If you’re not glued to the screen during work, though, go ahead and check Facebook or play a game on your phone while you’re on break.

You Need a Break: Why Regular Time-Outs are Necessary

Spend your break doing something that makes you happy, relaxes you, and doesn’t take too much energy. The idea is to get your mind off work for a few minutes. Do something that lifts your mood and gives you a chance to mentally unwind. Look at cat videos on YouTube; read a chapter of that new novel you picked up; take in the scenery of the park next-door. If you have a flexible schedule that permits longer breaks, you may even want to hit the gym.

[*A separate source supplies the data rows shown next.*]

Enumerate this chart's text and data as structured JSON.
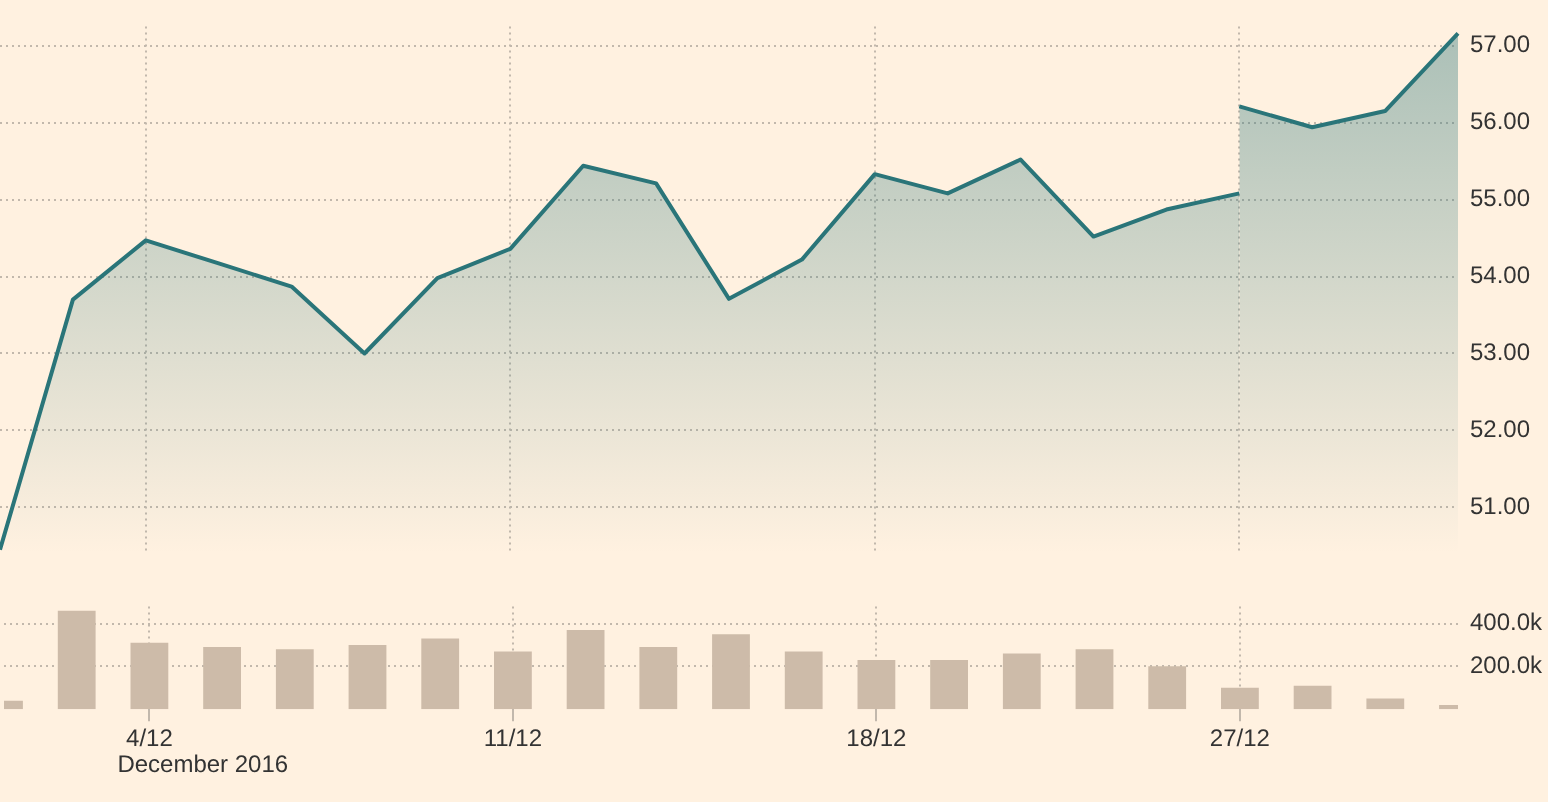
{
  "chart_data": [
    {
      "type": "area",
      "tick_labels": "y",
      "categories": [
        null,
        null,
        null,
        null,
        null,
        null,
        null,
        null,
        null,
        null,
        null,
        null,
        null,
        null,
        null,
        null,
        null,
        null,
        null,
        null,
        null
      ],
      "ylim": [
        50.4,
        57.25
      ],
      "yticks": [
        {
          "value": 51,
          "label": "51.00"
        },
        {
          "value": 52,
          "label": "52.00"
        },
        {
          "value": 53,
          "label": "53.00"
        },
        {
          "value": 54,
          "label": "54.00"
        },
        {
          "value": 55,
          "label": "55.00"
        },
        {
          "value": 56,
          "label": "56.00"
        },
        {
          "value": 57,
          "label": "57.00"
        }
      ],
      "grid": true,
      "legend": false,
      "marker": "none",
      "line_style": "solid",
      "series": [
        {
          "color": "#2a7579",
          "values": [
            50.45,
            53.7,
            54.47,
            54.17,
            53.87,
            53.0,
            53.98,
            54.36,
            55.44,
            55.21,
            53.71,
            54.22,
            55.33,
            55.08,
            55.52,
            54.52,
            54.87,
            55.08,
            null,
            null,
            null
          ]
        },
        {
          "color": "#2a7579",
          "values": [
            null,
            null,
            null,
            null,
            null,
            null,
            null,
            null,
            null,
            null,
            null,
            null,
            null,
            null,
            null,
            null,
            null,
            56.21,
            55.94,
            56.15,
            57.16
          ]
        }
      ]
    },
    {
      "type": "bar",
      "annotations": [
        "December 2016"
      ],
      "categories": [
        null,
        null,
        "4/12",
        null,
        null,
        null,
        null,
        "11/12",
        null,
        null,
        null,
        null,
        "18/12",
        null,
        null,
        null,
        null,
        "27/12",
        null,
        null,
        null
      ],
      "ylim": [
        0,
        480000
      ],
      "yticks": [
        {
          "value": 200000,
          "label": "200.0k"
        },
        {
          "value": 400000,
          "label": "400.0k"
        }
      ],
      "grid": true,
      "legend": false,
      "series": [
        {
          "color": "#cdbba9",
          "values": [
            40000,
            460000,
            310000,
            290000,
            280000,
            300000,
            330000,
            270000,
            370000,
            290000,
            350000,
            270000,
            230000,
            230000,
            260000,
            280000,
            200000,
            100000,
            110000,
            50000,
            20000
          ]
        }
      ]
    }
  ]
}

Finally, don’t forget to get a bite to eat! A snack or coffee can be a huge pick-me-up in the middle of the day. When you get lunch, be sure to step away from the desk and focus on the meal in front of you, not the tasks at hand. Breaks need to take you away from work – literally or figuratively – and you can’t do that if you won’t pull yourself away from your workstation.

Taken correctly, your breaks will leave you feeling refreshed and reenergized. You’ll be more alert when you get back to work. You’ll also be more creative, focused, and efficient. Finally, you’ll feel better and less stressed, leading to better performance. Breaks are important for your productivity at work, but they’re also vital for your own well-being. You need a break. Why not take one right now?